The VA Translating Initiatives for Depression into Effective Solutions (TIDES) projectuses a depression care liaison to link primary care and mental health services. The depression care liaison assesses and educates patients and follows up with both patients and providers to optimize treatment between primary care visits. This brings mental health care to the primary care setting, where most patients are first evaluated. An evaluation of TIDES found significant decreases in depression severity scores among 70% of primary care patients. TIDES patients also demonstrated 85% and 95% compliance with medication and followup visits, respectively (Stone et al., 2017).
The TIDES project has provided guidelines for collaboration between mental health and primary care specialists with support for assessment and triage, patient education, and proactive followup of patients with symptoms of depression. The guidelines have helped VA integrate collaborative care for depression into primary care settings throughout the VA healthcare system (USDVA, 2016b).
The Veterans Administration has developed a number of additional suicide prevention programs.
The United States Air Force Suicide Prevention Program has been particularly successful in addressing and changing the culture surrounding suicide. The program uses leaders as role models and agents of change, establishes expectations for behavior related to awareness of suicide risk, develops population skills and knowledge, and investigates every suicide. The program represents a fundamental shift from viewing suicide and mental illness solely as medical problems and instead sees them as larger service-wide problems impacting the whole community (Stone et al., 2017).

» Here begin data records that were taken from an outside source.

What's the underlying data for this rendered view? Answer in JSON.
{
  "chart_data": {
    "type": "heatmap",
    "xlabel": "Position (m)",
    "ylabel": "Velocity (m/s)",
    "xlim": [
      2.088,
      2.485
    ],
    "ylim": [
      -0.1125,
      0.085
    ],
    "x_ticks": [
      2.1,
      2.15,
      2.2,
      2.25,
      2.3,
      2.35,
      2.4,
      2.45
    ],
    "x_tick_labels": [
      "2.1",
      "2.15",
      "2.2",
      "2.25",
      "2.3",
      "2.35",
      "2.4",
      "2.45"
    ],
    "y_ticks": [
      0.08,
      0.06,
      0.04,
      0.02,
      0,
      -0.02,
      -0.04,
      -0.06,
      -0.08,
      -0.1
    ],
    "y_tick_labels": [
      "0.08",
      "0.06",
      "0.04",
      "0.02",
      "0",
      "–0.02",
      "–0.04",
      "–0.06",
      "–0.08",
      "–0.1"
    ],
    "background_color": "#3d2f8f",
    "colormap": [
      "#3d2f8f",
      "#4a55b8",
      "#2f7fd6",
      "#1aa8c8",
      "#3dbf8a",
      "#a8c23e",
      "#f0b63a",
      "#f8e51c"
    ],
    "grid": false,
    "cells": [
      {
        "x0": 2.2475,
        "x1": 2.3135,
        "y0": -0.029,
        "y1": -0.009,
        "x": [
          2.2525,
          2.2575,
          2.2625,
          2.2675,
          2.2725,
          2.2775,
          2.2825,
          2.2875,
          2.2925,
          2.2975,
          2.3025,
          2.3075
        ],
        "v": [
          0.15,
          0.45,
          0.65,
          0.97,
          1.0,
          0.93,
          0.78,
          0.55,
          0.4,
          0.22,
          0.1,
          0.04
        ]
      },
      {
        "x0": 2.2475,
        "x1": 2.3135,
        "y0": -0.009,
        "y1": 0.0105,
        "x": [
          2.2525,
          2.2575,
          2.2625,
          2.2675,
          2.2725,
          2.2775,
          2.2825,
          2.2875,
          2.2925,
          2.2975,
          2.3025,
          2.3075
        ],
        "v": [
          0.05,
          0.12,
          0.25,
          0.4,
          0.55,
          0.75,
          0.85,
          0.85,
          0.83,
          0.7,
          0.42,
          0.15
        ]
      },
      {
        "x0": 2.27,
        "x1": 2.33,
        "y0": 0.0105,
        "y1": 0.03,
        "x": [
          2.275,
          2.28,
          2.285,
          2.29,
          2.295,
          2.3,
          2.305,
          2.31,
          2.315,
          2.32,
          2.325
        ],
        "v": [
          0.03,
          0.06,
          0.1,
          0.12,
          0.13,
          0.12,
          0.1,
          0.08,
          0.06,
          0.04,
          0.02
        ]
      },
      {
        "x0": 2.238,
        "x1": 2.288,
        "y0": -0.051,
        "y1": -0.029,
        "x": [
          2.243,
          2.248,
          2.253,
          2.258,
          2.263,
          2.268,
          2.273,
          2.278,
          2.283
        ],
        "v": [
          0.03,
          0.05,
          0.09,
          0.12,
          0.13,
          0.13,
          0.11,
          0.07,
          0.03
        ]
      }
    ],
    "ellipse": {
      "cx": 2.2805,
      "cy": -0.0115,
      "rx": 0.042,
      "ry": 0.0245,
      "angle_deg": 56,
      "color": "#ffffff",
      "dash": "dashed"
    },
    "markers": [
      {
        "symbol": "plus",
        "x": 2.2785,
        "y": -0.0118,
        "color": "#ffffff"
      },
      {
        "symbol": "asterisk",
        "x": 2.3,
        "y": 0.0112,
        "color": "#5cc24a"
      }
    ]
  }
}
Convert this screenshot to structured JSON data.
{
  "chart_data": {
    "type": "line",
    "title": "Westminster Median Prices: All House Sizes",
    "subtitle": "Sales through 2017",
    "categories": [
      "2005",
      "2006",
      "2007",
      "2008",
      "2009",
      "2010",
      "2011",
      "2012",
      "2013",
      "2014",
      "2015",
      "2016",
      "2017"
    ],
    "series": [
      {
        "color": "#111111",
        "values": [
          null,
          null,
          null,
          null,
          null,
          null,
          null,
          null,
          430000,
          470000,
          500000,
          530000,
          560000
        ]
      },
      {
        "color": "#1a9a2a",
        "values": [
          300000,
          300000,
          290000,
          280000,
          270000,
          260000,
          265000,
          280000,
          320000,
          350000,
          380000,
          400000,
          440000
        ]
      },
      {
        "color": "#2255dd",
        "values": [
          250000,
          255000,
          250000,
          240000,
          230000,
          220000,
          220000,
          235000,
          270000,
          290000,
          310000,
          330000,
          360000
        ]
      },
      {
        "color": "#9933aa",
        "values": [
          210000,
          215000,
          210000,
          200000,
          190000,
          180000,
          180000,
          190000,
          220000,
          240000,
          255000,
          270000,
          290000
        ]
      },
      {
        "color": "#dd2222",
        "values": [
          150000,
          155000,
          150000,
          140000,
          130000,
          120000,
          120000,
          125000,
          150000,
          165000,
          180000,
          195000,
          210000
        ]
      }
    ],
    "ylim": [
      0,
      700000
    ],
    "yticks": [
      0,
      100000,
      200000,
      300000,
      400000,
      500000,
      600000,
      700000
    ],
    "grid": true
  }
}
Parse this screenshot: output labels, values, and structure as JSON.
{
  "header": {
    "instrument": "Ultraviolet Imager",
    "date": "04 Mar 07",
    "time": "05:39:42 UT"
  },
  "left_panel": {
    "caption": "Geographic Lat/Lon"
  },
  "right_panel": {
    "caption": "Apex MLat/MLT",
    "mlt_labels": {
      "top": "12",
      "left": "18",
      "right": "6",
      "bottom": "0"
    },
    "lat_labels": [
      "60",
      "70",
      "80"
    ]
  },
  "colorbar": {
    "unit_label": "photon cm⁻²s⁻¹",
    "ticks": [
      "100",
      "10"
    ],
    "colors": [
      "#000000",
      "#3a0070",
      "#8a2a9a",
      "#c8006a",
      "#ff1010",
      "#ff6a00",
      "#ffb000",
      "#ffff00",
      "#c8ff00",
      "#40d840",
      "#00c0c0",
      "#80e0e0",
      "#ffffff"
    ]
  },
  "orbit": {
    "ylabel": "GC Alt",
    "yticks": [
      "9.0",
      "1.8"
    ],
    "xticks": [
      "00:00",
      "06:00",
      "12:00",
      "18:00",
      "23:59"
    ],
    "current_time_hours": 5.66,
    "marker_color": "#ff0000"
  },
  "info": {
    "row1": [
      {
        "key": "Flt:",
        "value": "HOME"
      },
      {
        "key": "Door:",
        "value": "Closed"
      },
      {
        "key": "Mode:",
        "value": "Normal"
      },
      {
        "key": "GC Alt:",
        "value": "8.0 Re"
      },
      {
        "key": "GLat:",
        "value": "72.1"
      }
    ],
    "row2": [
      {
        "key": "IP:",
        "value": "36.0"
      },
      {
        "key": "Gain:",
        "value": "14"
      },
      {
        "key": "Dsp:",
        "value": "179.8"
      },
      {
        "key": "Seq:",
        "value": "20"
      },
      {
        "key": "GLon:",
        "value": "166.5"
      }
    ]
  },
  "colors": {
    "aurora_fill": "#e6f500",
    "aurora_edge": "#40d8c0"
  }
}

The suicide prevention program has been associated with a 33% relative risk reduction in suicide. It has also been associated with relative risk reductions in related outcomes, including moderate and severe family violence, homicide, and accidental death. An assessment comparing suicide rates before and after the launch of the program found significantly lower rates of suicide after the program was launched (Stone et al., 2017).
A Soldier’s Story
A soldier who had joined the Washington National Guard after returning from deployment came into the Joint Services Support (JSS) office at Camp Murray, WA asking for help finding a job. While talking with the Employment Transition Team, the soldier revealed financial struggles, fear of returning home because of domestic violence, overwhelming depression, and suicidal thoughts.
The JSS multidisciplinary team sprang into action. Five weeks later the soldier had a regular therapy schedule, gift cards for food and gas, an electronic benefits card, a refreshed resume, a suicide prevention mentor, an order of protection against the abusive partner, and safe transitional housing. Outstanding disability claims were resolved, and, as the soldier was about to move into an apartment, a job offer came through from a prominent Washington company. The soldier’s life moved from a place of desperation to a place of stability.
Source: WSDOH, 2016.
It is not unique for a person seeking help to have multiple needs spanning many systems. What is unique is that this soldier had the ability to get all of these needs met in one place by a collaborative, supportive team of professionals, each of whom was well-trained and attuned to depression and suicide risk.
The JSS states that its purpose is to “enhance the quality of life for all Guard members, their families, and the communities in which they live and contribute to readiness and retention in the Washington National Guard.” The JSS at Camp Murray combines strong and supportive leadership, cross-system teamwork, and attention to soldiers’ emotional needs and ability to thrive at work—a program model that improves job performance and saves lives.